Hong Kong stocks rose, with the benchmark index heading for a two-week advance, ahead of data today expected to show China’s economic growth accelerated. Shares also rose on speculation the Federal Reserve will maintain stimulus in the wake of the U.S. budget showdown.
The Hang Seng Index (HSI) gained 0.7 percent to 23,260.03 as of 9:32 a.m. in Hong Kong, headed for an 0.2 percent advance this week. The Hang Seng China Enterprises Index (HSCEI), also known as the H-share index, added 0.6 percent to 10,633.08.
The Hang Seng Index climbed 17 percent from this year’s low in June through yesterday as economic data showed China’s growth is stabilizing and after the Fed unexpectedly refrained from cutting asset purchases. Hong Kong’s equity benchmark traded at 11 times estimated earnings yesterday, compared with 15.7 for the Standard & Poor’s 500 Index.
China releases gross domestic product data today, with economists predicting 7.8 percent expansion in the three months through Sept. 30 from 7.5 percent in the previous quarter. Data on industrial production and retail sales are also due.
Futures on the S&P 500 gained 0.2 percent. The U.S. equity gauge yesterday climbed 0.7 percent after President Barack Obama signed a bill ending the 16-day government shutdown and extending the nation’s borrowing authority until Feb. 7. Shares also rose on speculation the central bank’s reduction of stimulus will be delayed.

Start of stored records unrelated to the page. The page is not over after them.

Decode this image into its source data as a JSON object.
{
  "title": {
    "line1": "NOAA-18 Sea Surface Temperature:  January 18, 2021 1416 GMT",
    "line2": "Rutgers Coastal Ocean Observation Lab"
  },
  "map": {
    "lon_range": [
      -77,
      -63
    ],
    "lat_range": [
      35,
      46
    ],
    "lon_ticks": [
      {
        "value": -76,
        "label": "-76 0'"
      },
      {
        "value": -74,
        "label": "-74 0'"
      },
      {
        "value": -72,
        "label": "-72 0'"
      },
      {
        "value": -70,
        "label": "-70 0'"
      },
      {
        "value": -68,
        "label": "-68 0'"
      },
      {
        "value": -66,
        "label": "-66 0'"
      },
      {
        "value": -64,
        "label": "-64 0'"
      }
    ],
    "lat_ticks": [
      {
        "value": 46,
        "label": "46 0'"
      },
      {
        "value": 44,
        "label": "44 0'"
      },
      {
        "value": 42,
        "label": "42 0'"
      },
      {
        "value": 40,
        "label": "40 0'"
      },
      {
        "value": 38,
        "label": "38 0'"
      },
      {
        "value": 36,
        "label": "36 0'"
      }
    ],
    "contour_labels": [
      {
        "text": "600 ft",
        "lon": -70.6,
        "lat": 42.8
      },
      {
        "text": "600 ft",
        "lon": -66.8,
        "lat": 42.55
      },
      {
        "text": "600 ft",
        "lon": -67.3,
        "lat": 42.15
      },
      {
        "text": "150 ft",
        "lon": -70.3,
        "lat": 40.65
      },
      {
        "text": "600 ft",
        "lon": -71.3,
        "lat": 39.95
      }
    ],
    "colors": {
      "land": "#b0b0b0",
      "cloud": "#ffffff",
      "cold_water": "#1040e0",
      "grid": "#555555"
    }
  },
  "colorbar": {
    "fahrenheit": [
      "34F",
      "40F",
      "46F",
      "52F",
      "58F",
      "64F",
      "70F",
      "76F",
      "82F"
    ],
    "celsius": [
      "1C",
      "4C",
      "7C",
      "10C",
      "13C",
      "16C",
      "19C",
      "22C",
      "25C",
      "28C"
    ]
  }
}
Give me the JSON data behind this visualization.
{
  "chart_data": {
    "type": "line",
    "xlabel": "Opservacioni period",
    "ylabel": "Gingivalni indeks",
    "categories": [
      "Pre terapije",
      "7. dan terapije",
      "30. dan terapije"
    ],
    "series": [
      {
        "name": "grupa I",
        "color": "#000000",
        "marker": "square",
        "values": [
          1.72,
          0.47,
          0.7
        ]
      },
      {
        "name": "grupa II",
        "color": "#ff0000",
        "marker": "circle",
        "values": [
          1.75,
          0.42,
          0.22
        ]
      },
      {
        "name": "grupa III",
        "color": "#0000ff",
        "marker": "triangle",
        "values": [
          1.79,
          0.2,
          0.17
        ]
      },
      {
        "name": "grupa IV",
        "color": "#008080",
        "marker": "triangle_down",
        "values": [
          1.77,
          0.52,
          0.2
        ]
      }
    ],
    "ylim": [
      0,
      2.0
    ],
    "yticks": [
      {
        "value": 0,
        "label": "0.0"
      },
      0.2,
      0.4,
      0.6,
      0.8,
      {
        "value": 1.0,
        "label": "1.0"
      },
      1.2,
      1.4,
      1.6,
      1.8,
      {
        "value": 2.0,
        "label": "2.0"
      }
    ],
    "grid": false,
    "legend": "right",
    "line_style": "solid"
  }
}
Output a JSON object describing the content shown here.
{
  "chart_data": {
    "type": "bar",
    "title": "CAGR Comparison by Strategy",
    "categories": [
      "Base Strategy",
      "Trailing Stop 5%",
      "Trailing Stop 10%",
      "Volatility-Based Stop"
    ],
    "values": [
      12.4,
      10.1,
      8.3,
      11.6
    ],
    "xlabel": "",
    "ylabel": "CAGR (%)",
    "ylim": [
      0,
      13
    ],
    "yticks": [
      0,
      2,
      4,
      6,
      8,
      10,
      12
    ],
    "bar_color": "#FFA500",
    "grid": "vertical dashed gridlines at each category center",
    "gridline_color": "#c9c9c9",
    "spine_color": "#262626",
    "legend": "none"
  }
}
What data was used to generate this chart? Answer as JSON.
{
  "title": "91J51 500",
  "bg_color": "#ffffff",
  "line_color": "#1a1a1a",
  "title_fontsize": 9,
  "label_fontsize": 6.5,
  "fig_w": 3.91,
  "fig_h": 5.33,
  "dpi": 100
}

BlackRock Inc. and Pacific Investment Management Co. say the Fed will postpone tapering as a result of the debt-ceiling debate. Policy makers in September said bond purchases this year will be cut from a record $85 billion a month. The central bank next meets Oct. 29-30.
Fed Bank of Chicago President Charles Evans, a consistent advocate of pressing on with stimulus, said yesterday the central bank should postpone tapering after the shutdown stopped the flow of economic reports used to gauge growth.